By the late stages, the cortex has thinned dramatically across most regions. The brain as a whole can lose a significant amount of its total mass. The sulci (grooves on the brain’s surface) widen visibly, and the ventricles (fluid-filled chambers at the brain’s center) balloon outward to fill the space left behind by dead tissue. A side-by-side comparison of a healthy brain and a late-stage Alzheimer’s brain is striking: the diseased brain looks shrunken and deeply grooved.

Changes Begin Long Before Symptoms

One of the most important things to understand about Alzheimer’s is that the brain damage starts long before anyone notices. Among people 70 and older who have no cognitive problems whatsoever, roughly 10% already have preclinical Alzheimer’s disease, meaning they meet the biological criteria even without symptoms. Nearly a quarter of cognitively healthy people in that age group show Alzheimer’s-related brain changes on autopsy or advanced imaging.
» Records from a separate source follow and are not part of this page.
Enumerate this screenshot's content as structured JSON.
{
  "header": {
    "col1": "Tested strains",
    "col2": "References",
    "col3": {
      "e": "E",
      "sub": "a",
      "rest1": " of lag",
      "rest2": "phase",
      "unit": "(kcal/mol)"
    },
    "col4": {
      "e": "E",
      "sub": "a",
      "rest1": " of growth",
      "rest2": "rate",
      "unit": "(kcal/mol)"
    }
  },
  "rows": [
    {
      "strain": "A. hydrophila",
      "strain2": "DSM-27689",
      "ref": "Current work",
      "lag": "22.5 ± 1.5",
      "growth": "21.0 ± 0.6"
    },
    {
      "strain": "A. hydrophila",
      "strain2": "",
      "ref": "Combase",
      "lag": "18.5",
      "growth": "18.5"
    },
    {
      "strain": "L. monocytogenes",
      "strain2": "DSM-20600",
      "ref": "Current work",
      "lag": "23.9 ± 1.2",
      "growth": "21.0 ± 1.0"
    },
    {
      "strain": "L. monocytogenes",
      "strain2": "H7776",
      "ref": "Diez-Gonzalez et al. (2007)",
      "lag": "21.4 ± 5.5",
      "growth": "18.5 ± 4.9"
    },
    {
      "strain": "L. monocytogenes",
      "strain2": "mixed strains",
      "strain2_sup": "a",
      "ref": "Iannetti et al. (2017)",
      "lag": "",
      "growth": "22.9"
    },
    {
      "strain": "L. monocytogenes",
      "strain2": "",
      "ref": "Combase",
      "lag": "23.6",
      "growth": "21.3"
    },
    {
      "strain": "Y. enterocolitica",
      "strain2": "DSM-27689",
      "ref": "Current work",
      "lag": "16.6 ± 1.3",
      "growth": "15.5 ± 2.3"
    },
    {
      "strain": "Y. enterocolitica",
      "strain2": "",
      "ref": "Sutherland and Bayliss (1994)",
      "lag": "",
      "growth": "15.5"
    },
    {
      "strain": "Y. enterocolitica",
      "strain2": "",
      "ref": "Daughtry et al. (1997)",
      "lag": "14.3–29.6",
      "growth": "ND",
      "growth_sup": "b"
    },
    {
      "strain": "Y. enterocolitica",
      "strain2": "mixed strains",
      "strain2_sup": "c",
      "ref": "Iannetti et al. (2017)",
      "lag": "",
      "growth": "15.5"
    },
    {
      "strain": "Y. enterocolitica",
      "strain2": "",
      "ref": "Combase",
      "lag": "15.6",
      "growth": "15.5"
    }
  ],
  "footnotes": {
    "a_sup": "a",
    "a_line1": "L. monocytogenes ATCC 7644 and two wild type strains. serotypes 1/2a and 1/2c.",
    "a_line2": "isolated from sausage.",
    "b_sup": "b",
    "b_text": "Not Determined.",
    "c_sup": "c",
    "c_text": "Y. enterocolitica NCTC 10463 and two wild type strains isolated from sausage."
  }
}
This long preclinical window is why researchers have focused so heavily on early detection. Glucose metabolism starts declining before symptoms appear. Certain hippocampal subregions begin shrinking before memory tests show any deficit. Specific proteins in spinal fluid shift to abnormal ratios years ahead of a diagnosis. The disease is well underway by the time someone starts losing their keys more often or forgetting appointments.

What the Brain Looks Like in Late Stages

In advanced Alzheimer’s, the destruction is widespread. The hippocampus is severely atrophied, the cortex is thin and riddled with plaques and tangles, the brain’s immune cells are locked in a state of chronic inflammation, and glucose delivery has dropped to a fraction of normal levels. Neurons that once formed dense, interconnected networks have died in enormous numbers, and the connections that remain are sparse and unreliable.

At this point, the brain can no longer support basic functions. The person loses the ability to speak coherently, recognize loved ones, control movement, and eventually manage bodily functions like swallowing. The brain has not just lost memories; it has lost the physical infrastructure needed to process sensation, coordinate muscles, and sustain awareness. What began as scattered protein clumps decades earlier has, by the final stage, consumed nearly every region of the brain.